Tiga Faktor ini Kemungkinan Sebabkan 7-Eleven Tutup

Bareksa • 03 Jul 2017

an image
Salah satu gerai 7-Eleven - (Company)

Modern Internasional selaku pemegang lisensi 7-Eleven tidak mampu menopang kenaikan beban operasional

Bareksa.com - Penutupan operasional gerai 7-Eleven cukup banyak menarik perhatian masyarakat mengingat convenience store ini masih diminati terutama oleh generasi muda. Tempat yang cukup nyaman dilengkapi dengan fasilitas wi-fi menjadi daya tarik gerai 7-Eleven. Sayangnya perkembangan bisnis ritel ini tidak memperoleh topangan bisnis yang kuat dari grup pemegang lisensi 7-Eleven di Indonesia, PT Modern Internasional Tbk (MDRN).

Chandra Wijaya, Direktur PT Modern Internasional Tbk (MDRN) mengumumkan penghentian operasional seluruh gerai 7-Eleven per 30 Juni 2017. Chandra menjelaskan pembatalan akuisisi bisnis restoran dan convenience store oleh PT Charoen Popkhand Restu Indonesia menjadi pemicu kejadian ini. Sebab manajemen sudah tidak mampu lagi menopang kegiatan operasional gerai 7-Eleven seperti dijelaskan dalam keterbukaan informasi yang disampaikan perusahaan kepada Bursa Efek Indonesia 22 Juni 2017 lalu.

Modern Internasional memperoleh lisensi untuk mengoperasikan gerai 7-Eleven di Pulau Jawa, Indonesia, per Oktober 2008 dengan jangka waktu 20 tahun dan masa perpanjangan 10 tahun. Artinya Modern Internasional masih dapat mengoperasikan gerai 7-Eleven sampai Oktober 2028 sebelum masa perpanjangan.

Sayangnya pelemahan kinerja keuangan Modern Internasional menjadi penghalang perkembangan gerai 7-Eleven. Menelaah laporan keuangan Modern Internasional, terlihat bahwa kerugian mulai diderita sejak 2016. Apa saja yang membebani Modern Internasional? Berikut hasil analisis Bareksa;

1. Naiknya beban penjualan

Beban penjualan pada Tahun 2016 meningkat 46 persen dibanding periode yang sama tahun sebelumnya menjadi Rp 626 miliar. Padahal gaji, upah dan kesejahteraan karyawan menyusut 13 persen di periode yang sama menjadi Rp 122,4 miliar. Kenaikan berlipat justru terjadi di pos beban kantor, sewa, pemeliharaan dan perbaikan, pengepakan dan pengiriman serta beban listrik, air dan telepon.

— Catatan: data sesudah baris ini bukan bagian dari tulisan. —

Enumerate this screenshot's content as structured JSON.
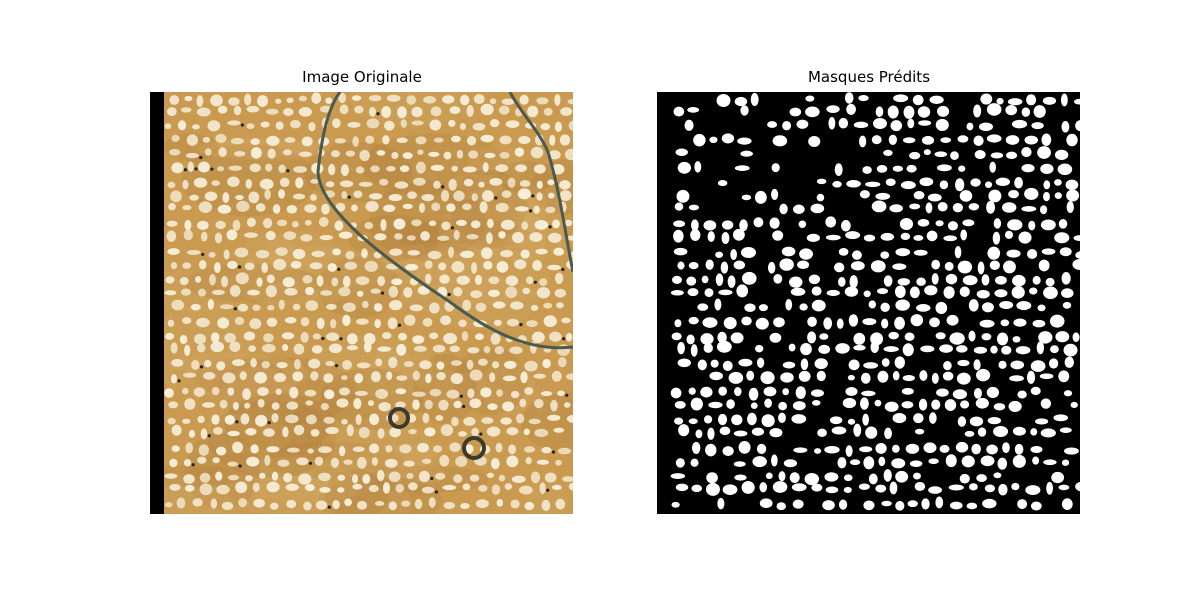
{
  "figure": {
    "panels": [
      {
        "title": "Image Originale",
        "content": "microscopy-image"
      },
      {
        "title": "Masques Prédits",
        "content": "binary-mask"
      }
    ],
    "colors": {
      "background": "#ffffff",
      "tissue_base": "#c99a50",
      "tissue_dark": "#a9743a",
      "cell_light": "#f6eed8",
      "cell_dot": "#2a2418",
      "contour_line": "#4a5a50",
      "mask_background": "#000000",
      "mask_foreground": "#ffffff"
    }
  }
}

2. Beratnya beban bunga yang ditanggung perusahaan

Sepanjang 2016, Modern Internasional harus menanggung beban bunga Rp 116 miliar. Nilai itu mencapai 13 persen dari angka penjualan yang diterima Tahun 2016. Sementara Tahun 2015, beban bunga yang ditanggung mencapai Rp 136,7 miliar. Namun beruntung pada 2015, Modern Internasional menerima pembayaran kompensasi ganti rugi senilai AS$ 17 juta (setara dengan Rp 229,8 miliar) dari PT FujiFilm Indonesia sebagai pengalihan bisnis fotografi, sehingga kala itu Modern Internasional masih mampu bertahan.

Sepanjang Januari - Maret 2017 ini, beban bunga Modern Internasional pun masih tinggi yakni Rp 24,9 miliar. Hal ini terjadi karena utang berbunga Modern Internasional tidak mengalami penurunan yakni sekitar Rp 960 miliar per akhir Maret 2017.

3. Piutang lain-lain yang belum terbayar

Modern Internasional memiliki piutang dari Honoris Industry senilai Rp 36,36 miliar dan dari Hasta Prima Industry senilai Rp 12 miliar sejak 2010. Sebelumnya Honoris Industry adalah anak usaha Modern Internasional yang telah dijual pada 2009. Sementara komisaris independen dan kepala komite audit Modern Internasional yakni Anthony Chandra, pernah menjabat sebagai komisaris di Hasta Prima Industry pada 2004.

Faktor-faktor inilah yang kemungkinan besar menjadi penyebab Modern Internasional harus menutup beberapa aset 7-Eleven sejak 2016. Dalam laporan keuangan 2016, tercatat Modern Internasional melakukan impairment (penurunan nilai) terhadap aset dan persediaan akibat penutupan gerai 7-Eleven sekitar Rp 345 miliar. Aktivitas ini terus berlanjut hingga kuartal pertama 2017 yang tercatat memiliki beban operasi lainnya senilai Rp 386,17 miliar.